Breakthrough Assessment

8/10 This work presents a genuinely novel paradigm shift in how long-context processing is approached—moving from scaling attention windows to leveraging agentic tool use—with strong empirical results and broad applicability. However, it stops short of a full paradigm shift as it relies on existing frontier models and does not introduce new training methodologies.

Methodology

Frame long-context tasks (reasoning, RAG, open-domain QA) as agentic problems where the agent must organize and manipulate text stored in file systems using code and terminal tools
Deploy off-the-shelf frontier coding agents (no task-specific fine-tuning) as the unified interface, allowing them to write and execute scripts to search, filter, index, and retrieve relevant information from large text corpora stored as directory structures
Evaluate on multiple long-context benchmarks spanning diverse task types and corpus scales up to 3 trillion tokens, comparing against published state-of-the-art baselines including semantic search and extended context window methods

System Components

Coding Agent Interface

Off-the-shelf frontier LLM-based coding agents that generate and execute code/terminal commands to process text, serving as a general-purpose long-context processor

File System Representation

Text corpora are organized as directory and file structures, allowing agents to navigate massive datasets using familiar OS-level abstractions rather than semantic embeddings

Native Tool Proficiency

Agents leverage executable code (Python scripts, grep, awk, etc.) and terminal commands for precise, deterministic text retrieval and manipulation, replacing passive semantic similarity search

Long-Context Task Suite

Evaluation framework covering long-context reasoning, retrieval-augmented generation, and open-domain QA benchmarks with corpora ranging to 3 trillion tokens

Results

Benchmark Category	Prior SOTA	Coding Agents	Delta
Long-Context Reasoning	Prior SOTA	New SOTA	+17.3% avg across benchmarks
Retrieval-Augmented Generation	Semantic Search / Extended Window	Coding Agent	Part of +17.3% avg improvement
Open-Domain QA (up to 3T tokens)	Semantic Search Baselines	Coding Agent	Part of +17.3% avg improvement

Key Takeaways

Practitioners building long-context applications should consider coding agents with file-system-organized corpora as a practical alternative to vector databases or extended context windows—especially for very large-scale corpora where window scaling is infeasible
Off-the-shelf coding agents (e.g., GPT-4-based code agents) can be repurposed for long-context NLP tasks without fine-tuning, lowering the barrier to building high-performance long-context systems
The key design insight is to treat text corpora as file systems and retrieval/reasoning as programming tasks, enabling agents to use grep, indexing scripts, and other shell utilities that are more precise and scalable than semantic similarity search

Abstract

Large Language Models (LLMs) have demonstrated remarkable progress in scaling to access massive contexts.
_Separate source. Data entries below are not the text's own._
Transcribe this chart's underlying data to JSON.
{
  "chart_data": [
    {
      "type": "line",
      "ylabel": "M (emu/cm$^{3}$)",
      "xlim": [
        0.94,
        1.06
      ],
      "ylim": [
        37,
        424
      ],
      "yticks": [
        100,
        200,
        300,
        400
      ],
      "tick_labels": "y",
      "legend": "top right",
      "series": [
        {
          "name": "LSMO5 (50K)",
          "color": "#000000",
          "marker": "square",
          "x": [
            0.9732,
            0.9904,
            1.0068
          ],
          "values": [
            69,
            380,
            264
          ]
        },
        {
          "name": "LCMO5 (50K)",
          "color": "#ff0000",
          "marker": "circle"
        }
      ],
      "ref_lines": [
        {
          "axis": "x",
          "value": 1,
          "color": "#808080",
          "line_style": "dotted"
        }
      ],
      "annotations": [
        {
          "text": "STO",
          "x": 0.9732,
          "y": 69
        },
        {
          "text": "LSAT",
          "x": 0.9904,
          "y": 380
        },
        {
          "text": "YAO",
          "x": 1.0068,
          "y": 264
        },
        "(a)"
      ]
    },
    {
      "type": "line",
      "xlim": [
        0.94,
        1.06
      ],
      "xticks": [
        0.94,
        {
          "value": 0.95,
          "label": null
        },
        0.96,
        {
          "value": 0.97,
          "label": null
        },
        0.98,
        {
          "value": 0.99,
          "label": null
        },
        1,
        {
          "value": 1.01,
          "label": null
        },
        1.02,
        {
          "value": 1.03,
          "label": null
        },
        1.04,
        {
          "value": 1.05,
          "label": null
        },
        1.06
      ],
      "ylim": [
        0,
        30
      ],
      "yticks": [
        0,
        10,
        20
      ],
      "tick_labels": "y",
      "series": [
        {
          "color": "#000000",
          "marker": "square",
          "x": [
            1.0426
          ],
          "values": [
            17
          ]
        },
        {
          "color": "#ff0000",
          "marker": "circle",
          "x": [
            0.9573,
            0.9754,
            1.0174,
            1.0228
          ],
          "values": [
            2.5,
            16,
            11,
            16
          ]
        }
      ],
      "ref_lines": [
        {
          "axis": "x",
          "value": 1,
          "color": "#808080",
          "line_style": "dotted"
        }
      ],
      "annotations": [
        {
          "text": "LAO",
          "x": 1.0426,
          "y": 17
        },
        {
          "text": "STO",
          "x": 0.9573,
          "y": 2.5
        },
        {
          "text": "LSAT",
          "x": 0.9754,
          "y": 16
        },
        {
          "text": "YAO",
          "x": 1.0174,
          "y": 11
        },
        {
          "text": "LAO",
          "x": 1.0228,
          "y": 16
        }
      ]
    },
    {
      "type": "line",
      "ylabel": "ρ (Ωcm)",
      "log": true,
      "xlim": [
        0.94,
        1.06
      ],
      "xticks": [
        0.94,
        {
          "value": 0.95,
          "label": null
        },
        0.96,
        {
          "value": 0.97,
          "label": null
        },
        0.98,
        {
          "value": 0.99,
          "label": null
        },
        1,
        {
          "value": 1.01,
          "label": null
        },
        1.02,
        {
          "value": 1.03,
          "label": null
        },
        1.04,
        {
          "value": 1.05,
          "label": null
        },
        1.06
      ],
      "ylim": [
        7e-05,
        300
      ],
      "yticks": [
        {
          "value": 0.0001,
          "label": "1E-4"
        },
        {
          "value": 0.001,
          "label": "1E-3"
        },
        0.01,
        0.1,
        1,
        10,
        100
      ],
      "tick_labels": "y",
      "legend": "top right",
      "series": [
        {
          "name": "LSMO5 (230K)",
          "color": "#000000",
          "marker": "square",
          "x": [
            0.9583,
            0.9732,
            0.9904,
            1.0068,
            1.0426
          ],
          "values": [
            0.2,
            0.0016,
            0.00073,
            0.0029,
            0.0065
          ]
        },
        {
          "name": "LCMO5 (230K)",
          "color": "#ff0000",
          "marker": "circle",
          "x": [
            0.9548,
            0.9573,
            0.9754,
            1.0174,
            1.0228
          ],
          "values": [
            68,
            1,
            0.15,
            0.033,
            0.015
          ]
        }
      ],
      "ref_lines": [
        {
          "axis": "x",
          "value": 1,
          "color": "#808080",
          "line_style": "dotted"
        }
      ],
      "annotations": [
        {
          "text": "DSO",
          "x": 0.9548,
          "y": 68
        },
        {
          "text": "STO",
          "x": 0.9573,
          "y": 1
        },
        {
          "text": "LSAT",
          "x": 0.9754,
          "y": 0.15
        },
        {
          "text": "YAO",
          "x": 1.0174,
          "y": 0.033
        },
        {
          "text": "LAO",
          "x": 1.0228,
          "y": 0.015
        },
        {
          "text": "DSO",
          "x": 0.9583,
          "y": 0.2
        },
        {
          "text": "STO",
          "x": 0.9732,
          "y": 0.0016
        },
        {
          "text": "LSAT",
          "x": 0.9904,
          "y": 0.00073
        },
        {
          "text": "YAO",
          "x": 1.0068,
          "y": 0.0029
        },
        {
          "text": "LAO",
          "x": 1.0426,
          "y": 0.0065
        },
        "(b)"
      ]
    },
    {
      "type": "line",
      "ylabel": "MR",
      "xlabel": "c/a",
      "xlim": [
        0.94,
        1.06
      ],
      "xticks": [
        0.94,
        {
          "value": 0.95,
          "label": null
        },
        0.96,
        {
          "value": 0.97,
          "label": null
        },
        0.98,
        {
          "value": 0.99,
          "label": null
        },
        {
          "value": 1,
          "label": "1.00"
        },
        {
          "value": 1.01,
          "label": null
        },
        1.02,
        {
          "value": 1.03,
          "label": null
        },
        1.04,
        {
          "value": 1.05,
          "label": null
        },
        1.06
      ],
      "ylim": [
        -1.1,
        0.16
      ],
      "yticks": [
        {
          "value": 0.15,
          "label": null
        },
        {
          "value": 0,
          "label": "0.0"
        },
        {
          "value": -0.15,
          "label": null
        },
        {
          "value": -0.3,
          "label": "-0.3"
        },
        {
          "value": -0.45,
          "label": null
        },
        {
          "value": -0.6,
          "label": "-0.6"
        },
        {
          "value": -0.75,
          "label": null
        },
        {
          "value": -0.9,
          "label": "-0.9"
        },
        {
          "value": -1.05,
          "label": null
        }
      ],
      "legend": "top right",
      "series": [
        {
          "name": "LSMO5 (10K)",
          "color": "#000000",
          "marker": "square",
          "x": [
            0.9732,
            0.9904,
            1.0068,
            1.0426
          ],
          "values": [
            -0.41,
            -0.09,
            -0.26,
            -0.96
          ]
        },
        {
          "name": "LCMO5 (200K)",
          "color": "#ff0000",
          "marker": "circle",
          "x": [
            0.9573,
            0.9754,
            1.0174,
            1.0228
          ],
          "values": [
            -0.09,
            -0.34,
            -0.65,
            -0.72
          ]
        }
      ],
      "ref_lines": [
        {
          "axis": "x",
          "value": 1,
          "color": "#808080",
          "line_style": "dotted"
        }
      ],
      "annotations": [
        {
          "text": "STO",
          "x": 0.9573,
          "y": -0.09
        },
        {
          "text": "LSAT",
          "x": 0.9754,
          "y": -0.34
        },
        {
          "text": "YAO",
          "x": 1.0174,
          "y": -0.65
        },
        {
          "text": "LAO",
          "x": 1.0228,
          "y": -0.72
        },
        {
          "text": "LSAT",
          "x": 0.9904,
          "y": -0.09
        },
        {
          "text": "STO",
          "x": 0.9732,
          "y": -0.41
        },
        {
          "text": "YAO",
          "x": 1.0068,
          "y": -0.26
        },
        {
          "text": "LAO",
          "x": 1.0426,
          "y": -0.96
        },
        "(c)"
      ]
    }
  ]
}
However, the access is via the latent and uninterpretable attention mechanisms, and LLMs fail to effective process long context, exhibiting significant performance degradation as context length increases. In this work, we study whether long-context processing can be externalized from latent attention into explicit, executable interactions, by allowing coding agents to organize text in file systems and manipulate it using its native tools. We evaluate off-the-shelf frontier coding agents as the general interface for tasks that require processing long contexts, including long-context reasoning, retrieval-augmented generation, and open-domain question answering with large-scale corpus contains up to three trillion tokens. Across multiple benchmarks, these agents outperform published state-of-the-art by 17.3% on average. We attribute this efficacy to two key factors: native tool proficiency, which enables agents to leverage executable code and terminal commands rather than passive semantic queries, and file system familiarity, which allows them to navigate massive text corpora as directory structures. These findings suggest that delegating long-context processing to coding agents offers an effective alternative to semantic search or context window scaling, opening new directions for long-context processing in LLMs.